L’inchiesta è iniziata nel marzo 2021 e si è conclusa nel dicembre 2022, quando i carabinieri del Nas e del Nucleo Aifa hanno presentato l’informativa finale ai pm. Gli indagati sono sette: oltre all’ex primario e al suo vice, sono accusati la direttrice della farmacia dell’ospedale Maria Altomonte, il responsabile dell’Unità farmaci antiblastici Antonio Nesci, il dirigente medico di Oncologia Domenico Azzarello, il presidente dell’associazione “Arco” Francesco Provenzano e la psicologa Mariangela Polifrone, collaboratrice del reparto. Dopo la denuncia, gli investigatori hanno disposto numerose intercettazioni telefoniche e ambientali, raccolto i verbali di diversi testimoni, realizzato una complessa attività peritale e sequestrato e analizzato oltre trecento cartelle cliniche. Tutto ha confermato i sospetti su quanto accadeva all’interno del reparto: in base a quanto accertato dai Carabinieri, tra il 2017 e il 2018 Correale e Giannicola hanno somministrato senza consenso a 13 pazienti oncologici farmaci sperimentali in assenza di autorizzazione o per patologie diverse da quelle previste nelle linee guida.
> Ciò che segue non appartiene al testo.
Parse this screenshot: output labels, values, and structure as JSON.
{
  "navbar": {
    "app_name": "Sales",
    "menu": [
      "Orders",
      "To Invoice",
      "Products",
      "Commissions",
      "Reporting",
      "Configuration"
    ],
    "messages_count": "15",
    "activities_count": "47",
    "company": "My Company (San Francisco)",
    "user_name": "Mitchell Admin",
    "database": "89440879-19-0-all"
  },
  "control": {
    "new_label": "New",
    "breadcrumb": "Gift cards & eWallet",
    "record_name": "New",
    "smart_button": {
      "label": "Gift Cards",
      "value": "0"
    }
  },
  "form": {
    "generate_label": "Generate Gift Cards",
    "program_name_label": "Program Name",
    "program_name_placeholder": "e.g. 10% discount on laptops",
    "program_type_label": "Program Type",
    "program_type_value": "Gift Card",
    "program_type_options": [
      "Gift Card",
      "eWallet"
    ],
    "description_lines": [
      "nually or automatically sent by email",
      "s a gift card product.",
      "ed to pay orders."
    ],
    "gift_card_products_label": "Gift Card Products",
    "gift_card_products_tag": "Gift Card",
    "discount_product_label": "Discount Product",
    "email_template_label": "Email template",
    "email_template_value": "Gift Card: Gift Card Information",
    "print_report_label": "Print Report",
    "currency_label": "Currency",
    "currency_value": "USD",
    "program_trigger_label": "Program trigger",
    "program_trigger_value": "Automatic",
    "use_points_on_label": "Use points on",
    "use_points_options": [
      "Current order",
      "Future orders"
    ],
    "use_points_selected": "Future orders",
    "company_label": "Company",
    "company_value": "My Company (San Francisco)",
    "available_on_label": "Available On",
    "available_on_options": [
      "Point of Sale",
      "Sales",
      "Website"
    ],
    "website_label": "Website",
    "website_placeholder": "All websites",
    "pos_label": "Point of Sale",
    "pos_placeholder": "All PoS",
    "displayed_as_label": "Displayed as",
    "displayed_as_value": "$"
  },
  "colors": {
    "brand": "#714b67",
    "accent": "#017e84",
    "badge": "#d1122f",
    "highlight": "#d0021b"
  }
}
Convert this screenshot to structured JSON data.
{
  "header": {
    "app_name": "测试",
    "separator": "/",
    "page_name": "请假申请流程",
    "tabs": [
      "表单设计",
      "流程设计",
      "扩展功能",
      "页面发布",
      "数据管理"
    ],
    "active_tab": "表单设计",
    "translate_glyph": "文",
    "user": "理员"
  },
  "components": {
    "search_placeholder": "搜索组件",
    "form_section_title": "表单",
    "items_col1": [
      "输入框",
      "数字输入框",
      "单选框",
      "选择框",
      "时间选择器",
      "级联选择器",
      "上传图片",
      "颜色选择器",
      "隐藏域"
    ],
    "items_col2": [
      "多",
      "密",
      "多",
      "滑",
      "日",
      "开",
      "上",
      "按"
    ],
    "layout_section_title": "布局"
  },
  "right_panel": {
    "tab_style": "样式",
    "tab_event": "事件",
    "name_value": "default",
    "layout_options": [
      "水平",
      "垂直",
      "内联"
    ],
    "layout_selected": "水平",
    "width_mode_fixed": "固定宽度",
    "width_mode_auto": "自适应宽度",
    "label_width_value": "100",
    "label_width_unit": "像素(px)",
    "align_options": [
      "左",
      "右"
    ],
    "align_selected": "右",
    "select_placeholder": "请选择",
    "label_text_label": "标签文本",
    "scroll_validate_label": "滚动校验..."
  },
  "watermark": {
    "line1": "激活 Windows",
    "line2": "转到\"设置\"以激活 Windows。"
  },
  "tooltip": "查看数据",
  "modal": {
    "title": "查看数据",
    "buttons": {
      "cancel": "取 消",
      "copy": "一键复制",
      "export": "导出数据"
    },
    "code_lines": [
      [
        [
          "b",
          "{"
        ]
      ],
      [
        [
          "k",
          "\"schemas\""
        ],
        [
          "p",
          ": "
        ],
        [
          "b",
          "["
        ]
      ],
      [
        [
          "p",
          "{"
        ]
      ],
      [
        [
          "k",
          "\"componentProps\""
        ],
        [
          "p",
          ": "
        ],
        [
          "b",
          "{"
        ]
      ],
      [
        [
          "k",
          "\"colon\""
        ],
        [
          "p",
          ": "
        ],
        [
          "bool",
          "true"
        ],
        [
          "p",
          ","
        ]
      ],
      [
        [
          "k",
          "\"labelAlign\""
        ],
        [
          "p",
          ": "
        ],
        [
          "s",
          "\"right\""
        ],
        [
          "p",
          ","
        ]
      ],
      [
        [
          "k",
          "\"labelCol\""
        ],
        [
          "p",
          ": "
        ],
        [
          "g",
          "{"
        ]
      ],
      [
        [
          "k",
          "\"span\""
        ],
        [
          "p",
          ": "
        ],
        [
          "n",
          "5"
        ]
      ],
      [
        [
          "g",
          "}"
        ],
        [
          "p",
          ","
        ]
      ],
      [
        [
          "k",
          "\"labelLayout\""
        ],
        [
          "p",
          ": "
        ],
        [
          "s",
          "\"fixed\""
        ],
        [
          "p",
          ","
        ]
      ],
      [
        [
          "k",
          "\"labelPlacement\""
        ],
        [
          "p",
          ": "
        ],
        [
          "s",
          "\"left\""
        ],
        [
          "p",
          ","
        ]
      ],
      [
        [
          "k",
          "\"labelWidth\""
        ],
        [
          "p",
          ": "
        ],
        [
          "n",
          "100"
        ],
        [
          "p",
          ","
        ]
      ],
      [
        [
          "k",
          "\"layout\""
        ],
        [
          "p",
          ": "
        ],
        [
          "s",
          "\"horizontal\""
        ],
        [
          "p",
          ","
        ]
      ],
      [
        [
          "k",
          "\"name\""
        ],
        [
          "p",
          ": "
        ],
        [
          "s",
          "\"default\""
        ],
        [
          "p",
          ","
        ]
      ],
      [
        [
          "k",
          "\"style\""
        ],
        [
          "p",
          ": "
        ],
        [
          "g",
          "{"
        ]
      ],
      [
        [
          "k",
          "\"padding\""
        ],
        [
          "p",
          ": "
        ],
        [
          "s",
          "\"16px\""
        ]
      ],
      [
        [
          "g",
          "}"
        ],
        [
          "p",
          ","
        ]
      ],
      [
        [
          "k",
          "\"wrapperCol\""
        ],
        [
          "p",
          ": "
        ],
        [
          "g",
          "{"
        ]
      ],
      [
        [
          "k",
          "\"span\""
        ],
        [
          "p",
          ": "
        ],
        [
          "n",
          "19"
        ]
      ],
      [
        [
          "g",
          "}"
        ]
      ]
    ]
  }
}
In particolare, in concorso con la direttrice della farmacia e con il responsabile dell’Unità Farmaci antiblastici, l’ex primario e il suo vice sono accusati di aver attestato dosaggi superiori del farmaco Nivolumab rispetto a quelli realmente somministrati e patologie differenti da quelle reali, al fine di ottenere, a spese dell’Erario, quantitativi maggiori della medicina, poi dispensati a pazienti privi dei requisiti richiesti per la rimborsabilità.

“Il Nivolumab veniva somministrato anche per tumori per i quali non c’era evidenza né indicazione, come per esempio quelli della mammella e nello stomaco e nel pancreas”, ha raccontato una medica del reparto ai carabinieri dei Nas, guidati dal maggiore Giacomo Moschella. Quando si opponeva alle scelte terapeutiche, la donna subiva le pressioni del primario: “Correale mi diceva “sei sempre sotto contratto”, o “dovrai fare sempre un concorso“, e la mia paura era di perdere il posto, quindi assecondavo quello che potevo. Alla domanda sul perché il suo capo si allontanasse dalle linee guida, la dottoressa suggerisce una spiegazione: “Forse, se si adotta in larga scala una terapia che costa diverse migliaia di euro, aumenti i profitti derivanti da quei farmaci che nel nostro campo costano cifre esorbitanti. Ho notato un costante uso solo di farmaci della Bristol”. La Bristol è una grossa azienda farmaceutica dove, per un caso, lei stessa ha lavorato. E così può fornire agli inquirenti un elemento importante: “So per esperienza diretta che l’azienda riteneva Reggio Calabria un centro rifiorito con la gestione del dottor Correale… Le vendite a Reggio Calabria erano esorbitanti e quel centro dimostrava una certa fedeltà”. Stando alle accuse, inoltre, i due medici interdetti hanno realizzato queste condotte al fine di divulgare i risultati delle loro prassi cliniche tramite pubblicazioni scientifiche, così da accrescere la loro reputazione professionale per attrarre società farmaceutiche ed organizzatori di convegni.

Tramite le intercettazioni è stata scoperta anche una truffa da cinquemila euro ai danni della Pfizer, messa in atto dall’ex primario Correale in concorso con il dirigente medico Domenico Azzarello, con la psicologa Polifrone e con il presidente della onlus “Arco” Francesco Provenzano. In sostanza, la casa farmaceutiva avrebbe finanziato un progetto per il sostegno psicologico ai malati oncologici di fatto mai realizzato. Nette le conclusioni della gip Catalano nell’ordinanza: per Correale e Giannicola, scrive, c’è “indubbiamente un concreto e attuale pericolo di reiterazione di reati della medesima specie”. Entrambi, infatti, “non hanno disdegnato di trasgredire ai doveri anche di natura deontologica connessi all’esercizio della professione sanitaria e di abusare di quei poteri, certificativi, direttivi e terapeutici loro riconosciuti per finalità di ordine pubblico, da individuarsi, in tal caso, con la tutela della salute dei pazienti loro affidati e con la gestione del reparto ospedaliero. Il comportamento illecito realizzato dagli indagati è connaturato alla loro indole, rivelatasi fortemente refrattaria all’osservanza della legge e della normativa regolamentare”.